What ‘Responsibility’ Is Stevenson Talking About?

In 2016, Shakur Stevenson was just a 19-year-old who was promoting a campaign in his hometown called “Just a kid.”

His goal was to show his peers that dreaming big isn’t just limited to certain people. Anyone in the world can dream big.

“It’s an amazing feeling that I can inspire some of these kids here and help them want to do something in life or want to be great,” Stevenson said back in 2016. “They can think about something more than our city, more than hard times.”

His mother Malikah was part of this occasion. When Stevenson turned 21, his focus was to be at the Rio Olympics. Particularly, he had Robeisy Ramirez in his sight, the gold-medalist from the 2012 London Olympics.

Even though Stevenson was a good competitor, many expected Ramirez to repeat the history. They would meet in a gold medal match, where Ramirez held out a valiant effort from Stevenson, who ended up with a broken heart and a silver medal.

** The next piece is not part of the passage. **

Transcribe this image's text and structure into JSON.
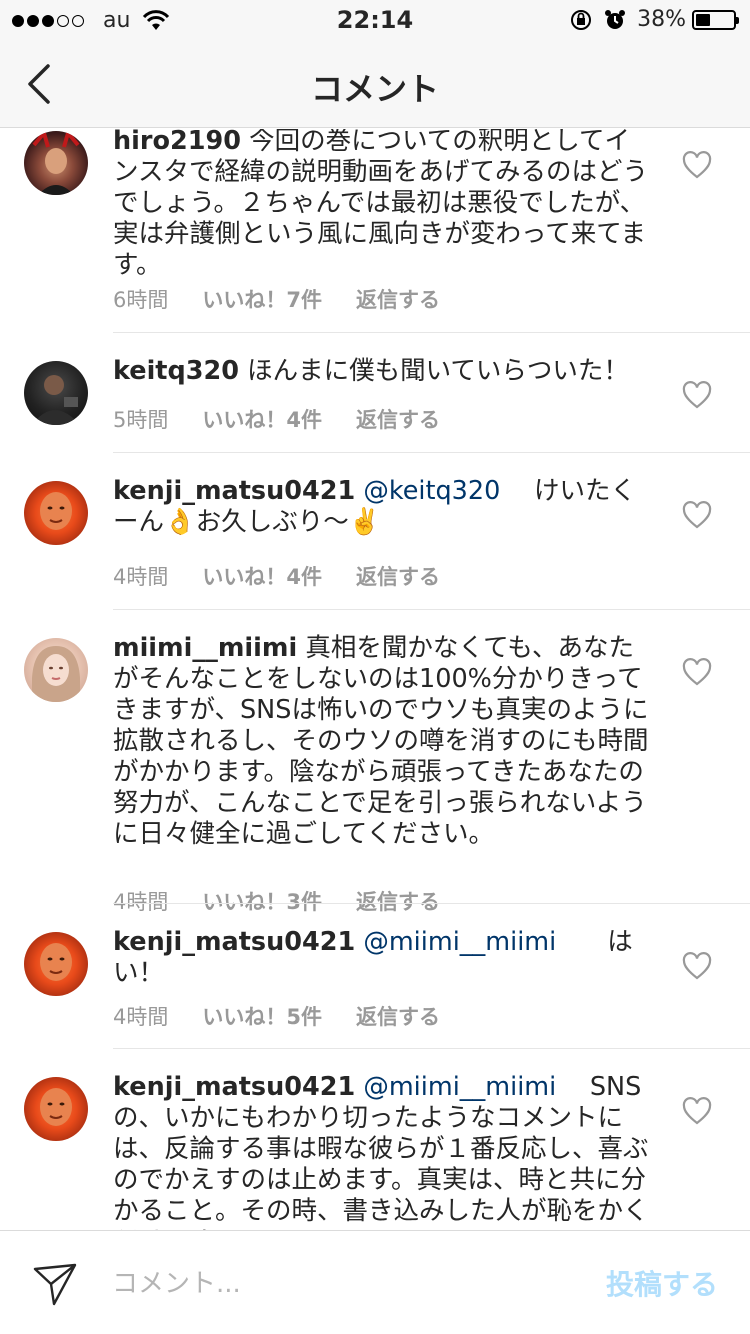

“I think I needed that break,” he said before his second pro bout against Carlos Gaston Suarez in 2017. “I was really hurt after the Olympics; I was sad about losing and my mind wasn’t all the way there.

“So that break definitely was needed, but everything happened the way it was supposed to happen and everything was perfect timing.”

Since the win, Stevenson has won 18 matches on the bounce, including nine knockouts. Fast forward to 2022, the 25-year-old is set to defend his WBC, WBO and Ring Magazine junior lightweight titles against Robson Conceicao.

“I’m a grown man now, there ain’t no kid about me no more. There’s a lot of responsibility but I feel I can handle it,” Stevenson has said on an episode of Top Rank’s “Real Time” web show.